I'm now working my way through some basic set theory, and I came across the concept of an ordinal. In the book (and many other books), a transitive set is first defined as a set $x$ that satisfies
$\forall y \quad y\in x \implies y\subseteq x$.
And then an ordinal is defined as a transitive set whose elements are also transitive. Looking things up, I found out that the definition of ordinal is equivalent to a transitive set that is well-ordered by $\in$. From what I understand, ordinals are introduced to implement well-orders into set theory. I see why we would want to do this, and I see how the 'well-ordered by $\in$' part is natural.
But what is the 'transitive' part saying intuitively, and why is it interesting? Why do we need this assumption in the definition of an ordinal? And are there more interesting examples of sets that are transitive but not ordinals?
Sorry for the load of questions, this was a pretty strange definition for me.
Transitivity is probably best understood intuitively in terms of the concept of the transitive closure of a set. For any set $x,$ the transitive closure of $x,$ denoted $\operatorname{trcl}(x),$ is the smallest set that contains
Every element of $x$
Every element of an element of $x.$
Every element of an element of an element of $x.$
And so on...
Transitive sets are sets such that $x = \operatorname{trcl}(x).$
It's nice to consider the universe of sets as a directed graph, where the sets are nodes and there is an edge from $x$ to $y$ if $y\in x.$ Then the transitive closure of a set $x$ are all the sets $y$ that are accessible from $x$ in the graph.
In another sense, we can imagine the tranistive closure of $x$ as being all the sets that are "inside" $x,$ in a generalized sense, and then $x$ being transitive means all the sets "inside" are actually elements. In this sense, a transitive set $x$ "knows about" everything going on "inside" it. This may sound vague, but it's an important intuition for understanding absoluteness properties for transitive models.

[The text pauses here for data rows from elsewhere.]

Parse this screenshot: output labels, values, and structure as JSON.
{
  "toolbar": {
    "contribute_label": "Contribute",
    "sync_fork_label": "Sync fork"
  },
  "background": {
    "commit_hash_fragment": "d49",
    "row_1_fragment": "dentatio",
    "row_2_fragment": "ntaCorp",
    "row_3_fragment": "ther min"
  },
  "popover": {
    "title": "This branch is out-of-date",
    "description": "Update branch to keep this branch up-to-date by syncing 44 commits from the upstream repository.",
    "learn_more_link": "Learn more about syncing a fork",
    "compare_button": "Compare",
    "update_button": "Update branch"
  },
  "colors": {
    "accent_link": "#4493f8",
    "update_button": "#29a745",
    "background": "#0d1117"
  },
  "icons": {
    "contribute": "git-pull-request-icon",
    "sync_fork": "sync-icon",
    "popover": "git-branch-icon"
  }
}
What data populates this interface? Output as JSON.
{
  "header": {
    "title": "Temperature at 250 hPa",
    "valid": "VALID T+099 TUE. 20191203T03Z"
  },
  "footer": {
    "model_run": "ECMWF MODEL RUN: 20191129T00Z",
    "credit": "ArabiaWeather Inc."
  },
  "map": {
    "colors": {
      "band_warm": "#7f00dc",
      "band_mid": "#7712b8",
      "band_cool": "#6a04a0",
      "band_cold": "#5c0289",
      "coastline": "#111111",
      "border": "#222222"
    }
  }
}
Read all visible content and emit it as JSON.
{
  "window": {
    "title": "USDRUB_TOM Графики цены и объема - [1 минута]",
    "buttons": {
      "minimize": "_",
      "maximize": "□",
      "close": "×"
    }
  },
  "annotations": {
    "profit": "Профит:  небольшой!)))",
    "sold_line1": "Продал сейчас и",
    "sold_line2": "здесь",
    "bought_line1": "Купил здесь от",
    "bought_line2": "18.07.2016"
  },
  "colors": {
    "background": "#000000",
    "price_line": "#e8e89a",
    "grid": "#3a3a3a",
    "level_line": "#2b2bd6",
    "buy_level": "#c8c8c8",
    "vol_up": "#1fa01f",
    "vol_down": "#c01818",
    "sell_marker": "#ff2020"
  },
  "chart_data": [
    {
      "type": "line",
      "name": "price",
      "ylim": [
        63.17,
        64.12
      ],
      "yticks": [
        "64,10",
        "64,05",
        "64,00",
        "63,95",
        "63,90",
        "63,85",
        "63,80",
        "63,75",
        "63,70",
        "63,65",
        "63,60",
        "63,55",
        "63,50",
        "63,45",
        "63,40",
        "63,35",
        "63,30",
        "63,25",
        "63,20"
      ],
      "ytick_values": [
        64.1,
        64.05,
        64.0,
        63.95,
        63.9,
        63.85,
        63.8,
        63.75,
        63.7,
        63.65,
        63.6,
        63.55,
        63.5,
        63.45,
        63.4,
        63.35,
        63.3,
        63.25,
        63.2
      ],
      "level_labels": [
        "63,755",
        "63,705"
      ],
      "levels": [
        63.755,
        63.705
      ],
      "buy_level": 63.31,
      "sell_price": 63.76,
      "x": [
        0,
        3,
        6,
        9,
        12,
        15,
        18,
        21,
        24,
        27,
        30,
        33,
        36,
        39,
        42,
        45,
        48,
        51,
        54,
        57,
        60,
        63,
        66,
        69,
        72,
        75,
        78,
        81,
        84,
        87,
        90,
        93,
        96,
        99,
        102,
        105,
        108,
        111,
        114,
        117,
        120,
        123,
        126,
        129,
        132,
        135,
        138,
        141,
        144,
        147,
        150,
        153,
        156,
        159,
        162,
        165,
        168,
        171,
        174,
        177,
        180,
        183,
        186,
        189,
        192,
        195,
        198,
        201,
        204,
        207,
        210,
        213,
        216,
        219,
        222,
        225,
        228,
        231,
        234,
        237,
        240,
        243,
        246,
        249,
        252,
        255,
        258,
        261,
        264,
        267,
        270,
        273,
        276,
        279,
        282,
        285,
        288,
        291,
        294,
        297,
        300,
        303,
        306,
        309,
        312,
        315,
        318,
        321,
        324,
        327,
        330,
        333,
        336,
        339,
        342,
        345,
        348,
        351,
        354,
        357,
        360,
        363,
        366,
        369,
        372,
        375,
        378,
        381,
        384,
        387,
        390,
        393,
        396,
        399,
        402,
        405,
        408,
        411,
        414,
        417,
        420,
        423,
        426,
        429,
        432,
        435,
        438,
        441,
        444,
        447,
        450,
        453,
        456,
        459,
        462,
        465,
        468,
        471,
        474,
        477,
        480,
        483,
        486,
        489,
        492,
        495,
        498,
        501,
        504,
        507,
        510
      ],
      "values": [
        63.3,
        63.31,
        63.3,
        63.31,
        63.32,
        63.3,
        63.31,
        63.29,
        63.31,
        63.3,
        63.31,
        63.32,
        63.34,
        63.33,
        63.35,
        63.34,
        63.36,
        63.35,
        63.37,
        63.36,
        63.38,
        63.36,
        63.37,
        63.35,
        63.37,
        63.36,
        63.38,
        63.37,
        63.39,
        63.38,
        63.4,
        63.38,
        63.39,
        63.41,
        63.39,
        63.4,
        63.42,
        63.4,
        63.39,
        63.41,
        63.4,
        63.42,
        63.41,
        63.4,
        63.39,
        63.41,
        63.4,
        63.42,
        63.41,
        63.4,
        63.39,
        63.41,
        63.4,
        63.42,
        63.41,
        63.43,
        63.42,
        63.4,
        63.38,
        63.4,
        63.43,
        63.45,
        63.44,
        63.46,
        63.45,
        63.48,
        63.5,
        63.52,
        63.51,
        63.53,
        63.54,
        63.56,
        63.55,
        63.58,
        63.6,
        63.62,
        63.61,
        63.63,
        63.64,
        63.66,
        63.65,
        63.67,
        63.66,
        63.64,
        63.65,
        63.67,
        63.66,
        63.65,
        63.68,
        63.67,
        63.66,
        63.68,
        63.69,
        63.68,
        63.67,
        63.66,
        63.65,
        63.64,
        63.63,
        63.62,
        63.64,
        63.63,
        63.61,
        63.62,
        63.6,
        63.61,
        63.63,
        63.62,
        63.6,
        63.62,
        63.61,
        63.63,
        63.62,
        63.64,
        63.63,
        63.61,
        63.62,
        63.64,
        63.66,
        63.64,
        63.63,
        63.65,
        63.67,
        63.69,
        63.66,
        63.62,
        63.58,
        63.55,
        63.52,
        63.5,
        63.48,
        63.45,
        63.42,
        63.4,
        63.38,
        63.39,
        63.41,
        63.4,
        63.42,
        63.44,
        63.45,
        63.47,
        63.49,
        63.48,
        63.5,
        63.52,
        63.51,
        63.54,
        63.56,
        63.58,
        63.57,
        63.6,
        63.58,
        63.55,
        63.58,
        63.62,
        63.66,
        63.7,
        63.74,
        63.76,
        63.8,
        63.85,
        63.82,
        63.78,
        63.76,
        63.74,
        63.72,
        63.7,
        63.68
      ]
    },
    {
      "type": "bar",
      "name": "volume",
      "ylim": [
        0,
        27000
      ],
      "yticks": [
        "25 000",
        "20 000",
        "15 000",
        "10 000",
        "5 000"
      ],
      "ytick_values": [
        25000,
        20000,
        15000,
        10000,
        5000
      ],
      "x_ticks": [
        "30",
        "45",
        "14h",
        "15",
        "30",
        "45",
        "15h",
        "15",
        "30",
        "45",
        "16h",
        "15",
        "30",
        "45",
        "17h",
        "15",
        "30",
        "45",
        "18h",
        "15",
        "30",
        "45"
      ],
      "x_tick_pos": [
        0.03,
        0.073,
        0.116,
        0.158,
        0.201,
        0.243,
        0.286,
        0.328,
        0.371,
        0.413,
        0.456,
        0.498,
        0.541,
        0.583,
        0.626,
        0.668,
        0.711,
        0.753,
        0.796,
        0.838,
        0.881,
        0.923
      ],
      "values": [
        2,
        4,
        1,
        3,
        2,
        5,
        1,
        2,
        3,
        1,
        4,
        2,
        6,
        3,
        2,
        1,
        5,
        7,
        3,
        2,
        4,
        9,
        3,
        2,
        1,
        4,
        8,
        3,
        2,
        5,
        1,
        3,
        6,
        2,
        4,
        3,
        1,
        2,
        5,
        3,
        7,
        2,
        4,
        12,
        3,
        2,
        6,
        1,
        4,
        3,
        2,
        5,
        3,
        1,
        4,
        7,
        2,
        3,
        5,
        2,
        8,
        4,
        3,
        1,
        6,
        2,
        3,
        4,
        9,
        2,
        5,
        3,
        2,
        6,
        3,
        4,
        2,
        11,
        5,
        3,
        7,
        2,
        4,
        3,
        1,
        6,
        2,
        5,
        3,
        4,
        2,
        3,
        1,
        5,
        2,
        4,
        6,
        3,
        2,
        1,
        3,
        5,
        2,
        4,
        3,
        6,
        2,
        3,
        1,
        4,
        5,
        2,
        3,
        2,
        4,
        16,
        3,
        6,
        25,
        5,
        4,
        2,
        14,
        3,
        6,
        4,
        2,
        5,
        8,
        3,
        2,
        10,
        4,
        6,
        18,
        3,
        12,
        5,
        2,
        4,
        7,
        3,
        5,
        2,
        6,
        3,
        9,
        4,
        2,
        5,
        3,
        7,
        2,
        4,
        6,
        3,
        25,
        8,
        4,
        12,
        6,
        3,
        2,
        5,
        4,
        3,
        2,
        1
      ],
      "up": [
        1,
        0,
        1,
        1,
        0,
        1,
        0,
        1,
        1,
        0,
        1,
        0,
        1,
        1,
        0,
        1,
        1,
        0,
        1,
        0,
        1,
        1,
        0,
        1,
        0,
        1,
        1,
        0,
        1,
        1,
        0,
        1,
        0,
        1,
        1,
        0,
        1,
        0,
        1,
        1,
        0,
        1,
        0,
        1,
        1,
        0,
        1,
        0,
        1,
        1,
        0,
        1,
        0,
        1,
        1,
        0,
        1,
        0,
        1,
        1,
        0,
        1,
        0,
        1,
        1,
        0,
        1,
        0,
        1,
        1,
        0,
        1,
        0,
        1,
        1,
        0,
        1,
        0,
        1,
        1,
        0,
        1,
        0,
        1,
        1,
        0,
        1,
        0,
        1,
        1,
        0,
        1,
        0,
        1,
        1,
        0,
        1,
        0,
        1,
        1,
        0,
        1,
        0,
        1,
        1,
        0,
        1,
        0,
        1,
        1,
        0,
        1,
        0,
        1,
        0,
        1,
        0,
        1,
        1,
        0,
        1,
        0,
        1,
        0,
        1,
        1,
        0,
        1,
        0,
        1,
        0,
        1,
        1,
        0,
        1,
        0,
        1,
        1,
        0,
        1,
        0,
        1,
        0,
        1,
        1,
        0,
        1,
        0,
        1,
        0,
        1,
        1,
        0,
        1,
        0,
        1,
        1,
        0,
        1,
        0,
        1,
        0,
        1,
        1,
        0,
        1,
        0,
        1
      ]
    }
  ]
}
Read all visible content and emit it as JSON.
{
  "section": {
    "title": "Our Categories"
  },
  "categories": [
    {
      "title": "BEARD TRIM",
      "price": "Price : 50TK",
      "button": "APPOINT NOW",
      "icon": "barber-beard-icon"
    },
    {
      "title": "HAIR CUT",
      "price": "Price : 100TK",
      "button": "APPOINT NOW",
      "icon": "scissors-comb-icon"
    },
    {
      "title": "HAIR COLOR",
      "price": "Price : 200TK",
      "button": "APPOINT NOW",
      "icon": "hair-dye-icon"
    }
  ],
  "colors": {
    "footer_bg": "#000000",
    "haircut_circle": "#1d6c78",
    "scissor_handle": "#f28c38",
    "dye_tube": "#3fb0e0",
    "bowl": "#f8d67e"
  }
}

So what about the ordinals? The big idea behind the ordinals is that every ordinal is the set of all lesser ordinals. So for instance the zero-th ordinal is $\emptyset,$ and the first is $\{\emptyset\}$ and the second is $\{\emptyset, \{\emptyset\}\}.$ This implies that the ordinals are linearly ordered by the membership relation $\in$, and thus the membership relation $\in$ is transitive on the class of ordinals, i.e. for any ordinals $\alpha,$ $\beta,$ $\gamma,$ if $\alpha\in\beta$ and $\beta\in \gamma,$ then $\alpha\in \gamma.$ And this (combined with the statement that every element of $\gamma$ is an ordinal), means exactly that $\gamma$ is transitive. Since $\gamma$ was arbitrary, we can conclude that every ordinal will be a transitive set, assuming the idea of "an ordinal is the set of lesser ordinals" is going to work (which it does).
As a side note, the definition "an ordinal is a transitive set, well-ordered by $\in$" is the better definition in some sense, since the definition "an ordinal is a transitive set of transitive sets" requires the axiom of foundation to work correctly. On the other hand, the second definition is less complex in a technical sense, so provided we're assuming foundation, it's useful.
There are other examples of transitive sets. Probably the most important are the sets in the Von-Neumann hierarchy $V_\alpha,$ which are defined recursively on the ordinals as $V_0=\emptyset,$ $V_{\alpha+1}=P(V_\alpha)$ and $V_\lambda = \bigcup_{\alpha<\lambda}V_\alpha$ for limit ordinals $\lambda.$ It's easy to see (or show by induction) that every $V_\alpha$ is transitive. There are several other natural hierarchies with transitive stages, like the constructible hierarchy $L_\alpha$ or the hierarchy $H_\kappa$ of sets of hereditary size $<\kappa.$ If you gleaned from the explanation above that transitivity is a nice set-theoretical closure property, then it should make sense that transitivity will come up when we are "organizing" sets.